R - Voilà, une sorte de forte "identité" nationale.
Ce que je souhaite, c'est que nous allions en effet au Conseil de sécurité des Nations unies, que nous votions ensemble, avec les Russes et les Chinois, et bien sûr, avec les Britanniques et les Américains, des mesures proportionnées, très concrètes, à la fois sur le nucléaire et sur le balistique.
Q - Cela, nous l'avons bien compris, mais ce que nous avons moins compris à une époque, c'est justement lorsque vous avez évoqué, et nous allons en parler, ce qui devrait être le rôle stabilisateur, -avez-vous dit- dans la région. Ces propos ont-ils été mal interprétés ? Pouvez-vous vous expliquer à ce sujet car cela avait suscité une incompréhension.
R - Cela ne m'avait pas échappé.
Que l'on me comprenne bien, ceci s'est passé au Liban, à Beyrouth lors d'une conférence de presse. Le 12 juillet, nous avions décidé au Quai d'Orsay, je viens de le dire à l'instant, des mesures concernant l'Iran.

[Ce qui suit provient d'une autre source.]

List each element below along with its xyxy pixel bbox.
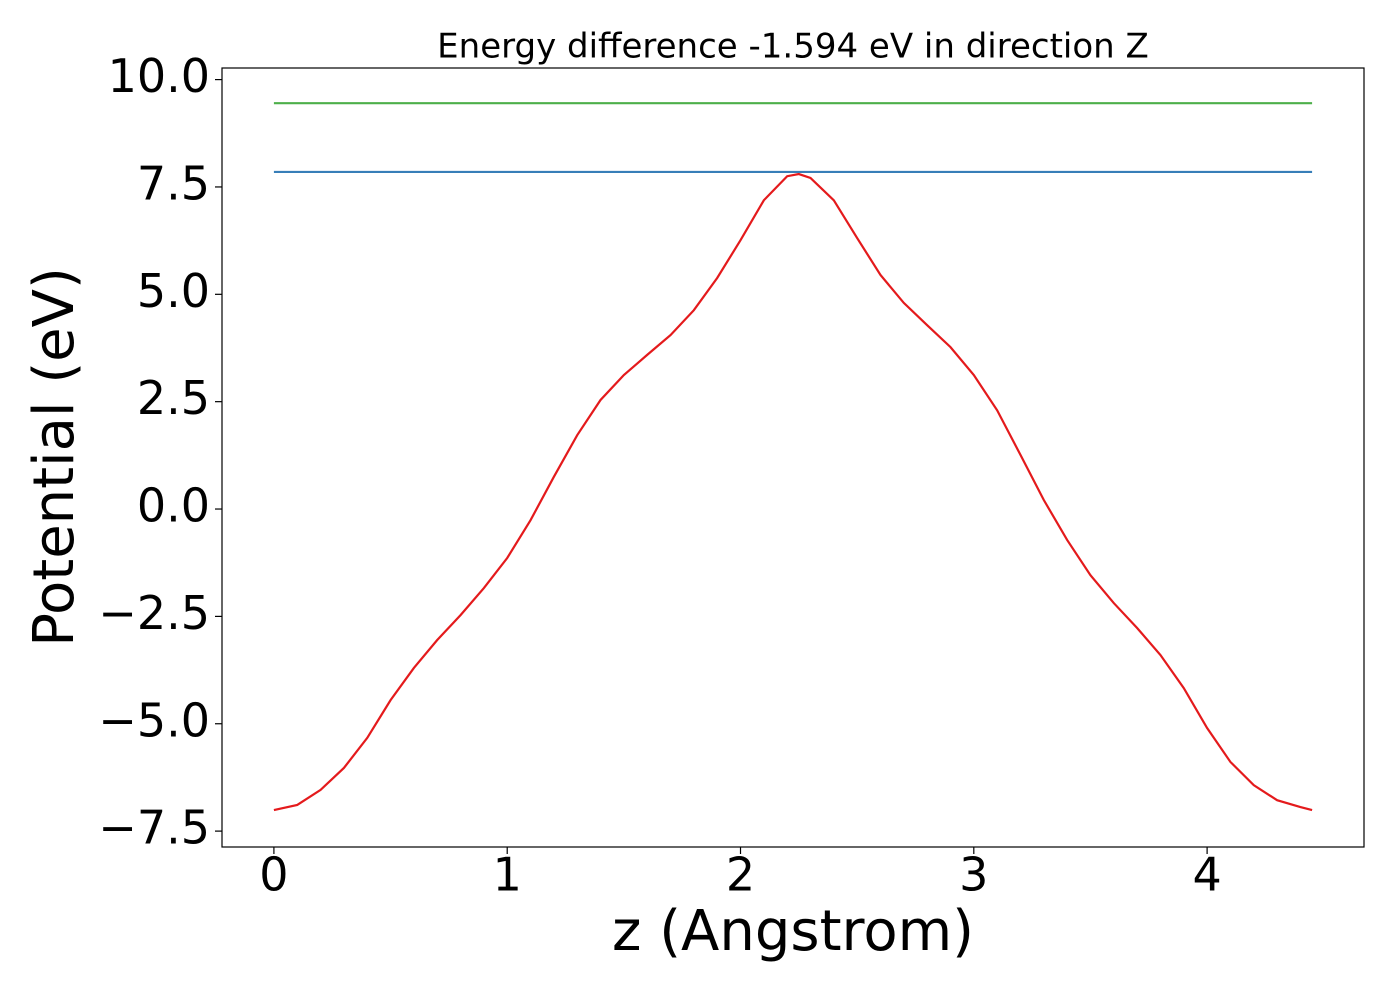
x-tick-label: 3 (959, 848, 988, 902)
y-axis-label: Potential (eV) (22, 267, 87, 647)
x-tick-label: 0 (259, 848, 288, 902)
x-tick-label: 2 (726, 848, 755, 902)
y-tick-label: 2.5 (137, 371, 210, 425)
x-tick-label: 1 (493, 848, 522, 902)
x-tick-label: 4 (1192, 848, 1221, 902)
x-axis-label: z (Angstrom) (612, 899, 974, 964)
y-tick-label: 0.0 (137, 479, 210, 533)
data-line (273, 172, 1313, 812)
y-tick-label: −5.0 (98, 693, 210, 747)
y-tick-label: 7.5 (137, 156, 210, 210)
plot-frame (221, 67, 1365, 848)
y-tick-label: −7.5 (98, 801, 210, 855)
y-tick-label: 5.0 (137, 264, 210, 318)
y-tick-label: 10.0 (108, 49, 210, 103)
y-tick-label: −2.5 (98, 586, 210, 640)
chart-title: Energy difference -1.594 eV in direction… (437, 27, 1149, 67)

Ce même jour, le Hezbollah a enlevé deux soldats israéliens au Liban. C'est peut-être une coïncidence, en tout cas, c'est le même jour. Ensuite, quelques jours après, je me trouve au Liban et l'on me pose cette question sur l'Iran. Tout le monde connaît les relations entre le Hezbollah, l'Iran et la Syrie. J'ai donc dit, en m'adressant directement aux Iraniens, alors même que je rencontrais le soir-même mon homologue M. Motaki : de deux choses l'une, ou l'Iran veut jouer un rôle stabilisateur et nous allons vite nous en rendre compte, car il nous faut vite un cessez-le-feu et il faut que le Hezbollah cesse, une bonne fois pour toutes, d'envoyer des roquettes sur Haïfa - où je me suis d'ailleurs rendu -, ou alors l'Iran joue un rôle extrêmement dangereux, un rôle de déstabilisation.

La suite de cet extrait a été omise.